I wrote this at a writers group a few weeks ago. We were given prompts, ten minutes and told to write a 100 word story. Among the prompts were things like ‘the silver teapot’, ‘dry as’ and ‘plum tree’. I chose ‘the man in the yellow cardigan’ and wrote this…
The man in the yellow cardigan was in a hurry. His head was bent as his feet slapped the pavement, shoulders stooped against the rain. His dark hair curled into tendrils in the wet, rain seeped up through the sides of his canvas shows.
They would be waiting, he knew, Deirdre and Aiysha.
‘Did you have to milk the cow?’ Deirdre would say, her cold attempt at humour belying her annoyance.
‘Your shoes are wet, daddy,’ Aiysha would say, more softly than her mother’s harsh tones, her blue eyes wondering.
He could see the red door frame now, and the plastic bottle of milk swung from his slippery fingers, cold and white in the grey gloom.
It happened so quickly that later, if asked about it, he could not quite explain how it had happened, what had slipped.
He saw the sharp flash of the headlights as they swung across the road, heard the screech of the brakes, felt, rather than saw, the locked tyres careening across the wet tarmac.

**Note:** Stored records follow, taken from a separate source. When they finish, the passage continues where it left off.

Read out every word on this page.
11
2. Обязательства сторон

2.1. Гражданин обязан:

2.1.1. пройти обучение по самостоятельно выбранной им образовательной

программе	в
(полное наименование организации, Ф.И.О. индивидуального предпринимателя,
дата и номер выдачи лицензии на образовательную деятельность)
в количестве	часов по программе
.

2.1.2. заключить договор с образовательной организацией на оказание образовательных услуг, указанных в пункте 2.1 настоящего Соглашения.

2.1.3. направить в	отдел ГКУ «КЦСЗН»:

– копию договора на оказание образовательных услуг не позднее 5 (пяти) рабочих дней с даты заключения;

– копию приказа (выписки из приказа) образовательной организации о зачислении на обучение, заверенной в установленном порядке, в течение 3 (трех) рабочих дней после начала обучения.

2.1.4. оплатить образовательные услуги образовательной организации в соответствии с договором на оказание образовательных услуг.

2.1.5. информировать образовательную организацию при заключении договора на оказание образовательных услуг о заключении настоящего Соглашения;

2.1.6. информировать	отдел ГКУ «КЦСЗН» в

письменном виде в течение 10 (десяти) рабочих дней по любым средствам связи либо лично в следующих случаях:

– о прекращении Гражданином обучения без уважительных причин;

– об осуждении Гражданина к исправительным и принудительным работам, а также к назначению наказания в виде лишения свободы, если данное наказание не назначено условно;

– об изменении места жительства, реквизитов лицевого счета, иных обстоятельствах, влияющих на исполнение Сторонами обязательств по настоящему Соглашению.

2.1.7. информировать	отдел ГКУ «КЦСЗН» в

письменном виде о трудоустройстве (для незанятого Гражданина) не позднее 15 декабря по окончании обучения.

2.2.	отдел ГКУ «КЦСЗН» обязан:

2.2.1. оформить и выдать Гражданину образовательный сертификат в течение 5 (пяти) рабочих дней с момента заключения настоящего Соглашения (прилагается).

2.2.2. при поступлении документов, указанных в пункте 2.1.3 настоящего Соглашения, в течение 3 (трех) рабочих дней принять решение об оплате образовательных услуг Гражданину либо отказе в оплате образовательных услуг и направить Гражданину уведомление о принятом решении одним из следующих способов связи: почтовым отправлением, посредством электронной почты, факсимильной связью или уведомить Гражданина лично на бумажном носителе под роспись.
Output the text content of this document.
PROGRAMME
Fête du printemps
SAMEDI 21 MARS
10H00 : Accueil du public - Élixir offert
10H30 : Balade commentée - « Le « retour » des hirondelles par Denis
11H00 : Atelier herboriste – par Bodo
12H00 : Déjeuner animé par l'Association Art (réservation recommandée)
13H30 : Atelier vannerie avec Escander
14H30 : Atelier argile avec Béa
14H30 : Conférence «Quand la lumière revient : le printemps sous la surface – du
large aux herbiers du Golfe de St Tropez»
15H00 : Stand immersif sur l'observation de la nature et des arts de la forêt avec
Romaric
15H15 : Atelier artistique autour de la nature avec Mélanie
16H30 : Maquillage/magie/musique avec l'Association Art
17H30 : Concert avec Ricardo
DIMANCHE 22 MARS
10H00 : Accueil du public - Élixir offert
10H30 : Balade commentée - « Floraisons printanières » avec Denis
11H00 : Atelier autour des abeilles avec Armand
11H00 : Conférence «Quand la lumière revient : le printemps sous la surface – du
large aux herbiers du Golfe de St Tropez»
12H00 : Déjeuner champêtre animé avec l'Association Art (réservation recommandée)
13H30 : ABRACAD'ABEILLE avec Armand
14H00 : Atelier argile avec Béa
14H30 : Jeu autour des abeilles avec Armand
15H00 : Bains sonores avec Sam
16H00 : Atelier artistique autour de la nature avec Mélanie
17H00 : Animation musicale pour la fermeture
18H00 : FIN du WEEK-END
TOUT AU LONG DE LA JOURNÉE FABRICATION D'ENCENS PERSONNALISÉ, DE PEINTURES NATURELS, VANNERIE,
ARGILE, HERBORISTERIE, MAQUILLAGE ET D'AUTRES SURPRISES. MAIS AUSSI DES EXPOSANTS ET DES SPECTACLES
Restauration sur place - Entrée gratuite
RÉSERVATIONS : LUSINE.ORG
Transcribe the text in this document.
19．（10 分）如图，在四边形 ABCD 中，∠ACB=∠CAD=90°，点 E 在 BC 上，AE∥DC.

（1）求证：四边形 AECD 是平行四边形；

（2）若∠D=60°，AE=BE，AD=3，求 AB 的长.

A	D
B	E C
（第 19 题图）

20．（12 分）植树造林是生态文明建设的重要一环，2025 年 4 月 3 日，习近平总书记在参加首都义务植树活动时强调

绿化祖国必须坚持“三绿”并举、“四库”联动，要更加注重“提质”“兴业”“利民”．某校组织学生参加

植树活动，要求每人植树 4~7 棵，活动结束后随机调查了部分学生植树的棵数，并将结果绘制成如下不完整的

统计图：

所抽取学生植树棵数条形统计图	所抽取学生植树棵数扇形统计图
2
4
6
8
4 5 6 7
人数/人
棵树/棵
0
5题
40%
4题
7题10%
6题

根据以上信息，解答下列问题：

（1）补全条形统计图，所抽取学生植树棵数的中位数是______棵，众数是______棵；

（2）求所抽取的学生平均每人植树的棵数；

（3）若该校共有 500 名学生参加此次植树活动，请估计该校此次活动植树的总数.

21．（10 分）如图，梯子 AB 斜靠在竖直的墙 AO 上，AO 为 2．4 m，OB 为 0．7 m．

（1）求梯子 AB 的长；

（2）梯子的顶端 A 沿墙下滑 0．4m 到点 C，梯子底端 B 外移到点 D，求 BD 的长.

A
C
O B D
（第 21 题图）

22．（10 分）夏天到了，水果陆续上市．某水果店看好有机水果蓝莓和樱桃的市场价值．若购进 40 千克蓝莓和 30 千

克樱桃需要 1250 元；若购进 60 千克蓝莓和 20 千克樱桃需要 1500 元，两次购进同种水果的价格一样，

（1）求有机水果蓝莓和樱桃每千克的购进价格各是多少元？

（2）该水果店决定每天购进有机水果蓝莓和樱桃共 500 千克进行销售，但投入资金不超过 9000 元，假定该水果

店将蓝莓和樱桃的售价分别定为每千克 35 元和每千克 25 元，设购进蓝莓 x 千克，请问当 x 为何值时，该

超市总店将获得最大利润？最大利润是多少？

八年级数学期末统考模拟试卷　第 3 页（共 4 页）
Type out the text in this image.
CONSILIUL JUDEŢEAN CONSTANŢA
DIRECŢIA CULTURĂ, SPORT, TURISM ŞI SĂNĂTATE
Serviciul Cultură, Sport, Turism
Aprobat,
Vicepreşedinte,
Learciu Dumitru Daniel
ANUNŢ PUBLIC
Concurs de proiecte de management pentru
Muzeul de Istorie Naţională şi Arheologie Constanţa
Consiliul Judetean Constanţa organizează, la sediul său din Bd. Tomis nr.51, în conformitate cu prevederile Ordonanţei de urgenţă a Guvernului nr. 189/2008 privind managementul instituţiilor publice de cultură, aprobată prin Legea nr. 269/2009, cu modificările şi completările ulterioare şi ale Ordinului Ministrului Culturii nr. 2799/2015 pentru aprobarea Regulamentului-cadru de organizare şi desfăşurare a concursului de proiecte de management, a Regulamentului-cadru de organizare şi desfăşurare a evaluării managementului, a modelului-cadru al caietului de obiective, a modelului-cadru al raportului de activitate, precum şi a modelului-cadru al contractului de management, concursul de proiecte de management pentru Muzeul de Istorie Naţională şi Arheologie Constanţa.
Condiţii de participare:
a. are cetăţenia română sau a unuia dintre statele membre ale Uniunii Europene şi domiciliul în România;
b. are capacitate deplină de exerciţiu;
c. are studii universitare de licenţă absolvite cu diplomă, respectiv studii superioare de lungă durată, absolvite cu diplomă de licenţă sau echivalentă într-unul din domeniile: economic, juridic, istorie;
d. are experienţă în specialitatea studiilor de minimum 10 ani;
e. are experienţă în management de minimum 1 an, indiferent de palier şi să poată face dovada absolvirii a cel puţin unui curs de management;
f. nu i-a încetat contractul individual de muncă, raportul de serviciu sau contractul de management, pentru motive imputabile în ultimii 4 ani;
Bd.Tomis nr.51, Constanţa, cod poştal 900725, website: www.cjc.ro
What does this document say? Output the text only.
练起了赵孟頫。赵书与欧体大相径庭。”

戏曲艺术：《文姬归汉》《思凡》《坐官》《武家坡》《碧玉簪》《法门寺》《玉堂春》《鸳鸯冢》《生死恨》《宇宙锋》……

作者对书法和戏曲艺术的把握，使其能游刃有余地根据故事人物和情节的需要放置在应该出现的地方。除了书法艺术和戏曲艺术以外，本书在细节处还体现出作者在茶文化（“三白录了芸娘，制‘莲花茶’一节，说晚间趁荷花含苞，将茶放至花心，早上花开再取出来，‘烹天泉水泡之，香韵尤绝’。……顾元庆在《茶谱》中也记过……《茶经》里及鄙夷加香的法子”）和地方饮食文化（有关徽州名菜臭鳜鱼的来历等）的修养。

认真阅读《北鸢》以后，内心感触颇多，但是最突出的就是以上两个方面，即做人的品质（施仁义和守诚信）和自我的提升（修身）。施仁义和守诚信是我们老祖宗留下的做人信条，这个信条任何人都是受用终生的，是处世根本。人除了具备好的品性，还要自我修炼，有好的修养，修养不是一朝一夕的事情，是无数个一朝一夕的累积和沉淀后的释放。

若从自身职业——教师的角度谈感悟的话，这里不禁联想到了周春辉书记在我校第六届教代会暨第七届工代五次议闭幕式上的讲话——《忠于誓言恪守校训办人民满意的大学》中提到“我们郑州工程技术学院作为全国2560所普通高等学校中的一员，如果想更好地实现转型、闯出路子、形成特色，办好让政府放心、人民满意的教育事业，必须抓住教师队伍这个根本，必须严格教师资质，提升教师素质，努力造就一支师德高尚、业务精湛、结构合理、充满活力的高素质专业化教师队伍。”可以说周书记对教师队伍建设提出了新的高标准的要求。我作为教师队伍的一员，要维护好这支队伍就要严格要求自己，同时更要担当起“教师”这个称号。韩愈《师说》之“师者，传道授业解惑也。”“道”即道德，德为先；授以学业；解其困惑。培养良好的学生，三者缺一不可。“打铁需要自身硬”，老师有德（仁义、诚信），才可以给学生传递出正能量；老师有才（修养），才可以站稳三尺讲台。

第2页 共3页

His body tensed as he realised the car’s path, his heart jumping to his mouth. He saw the young woman against the shop window, the little boy splashing in the shallow puddles, laughing as the water sloshed over his blue gumboots.
The man in the yellow cardigan ran, dropping the milk. It landed in the street, the blue top cracking, the white liquid melding into the rain, washed down the gutter.
The boy squealed as he was grabbed roughly and spun out of the way. A yelp of pain and surprise emitted from the young woman as she was pushed aside, her head knocking the rough wall.
There was an explosion of glass and noise as the car collided with the shop front. Then silence, punctuated only by the wet hissing of the engine, the spattering of the rain on the metal roof.
The man in the yellow cardigan righted the boy and walked away from the scene, brushing off the thanks, the grateful round eyes of the young woman. He reached the red door, broken milk in hand.
‘Did you have to milk the cow?’ Deirdre said.
‘Your shoes are wet, daddy,’ said Aiysha, her blue eyes wondering.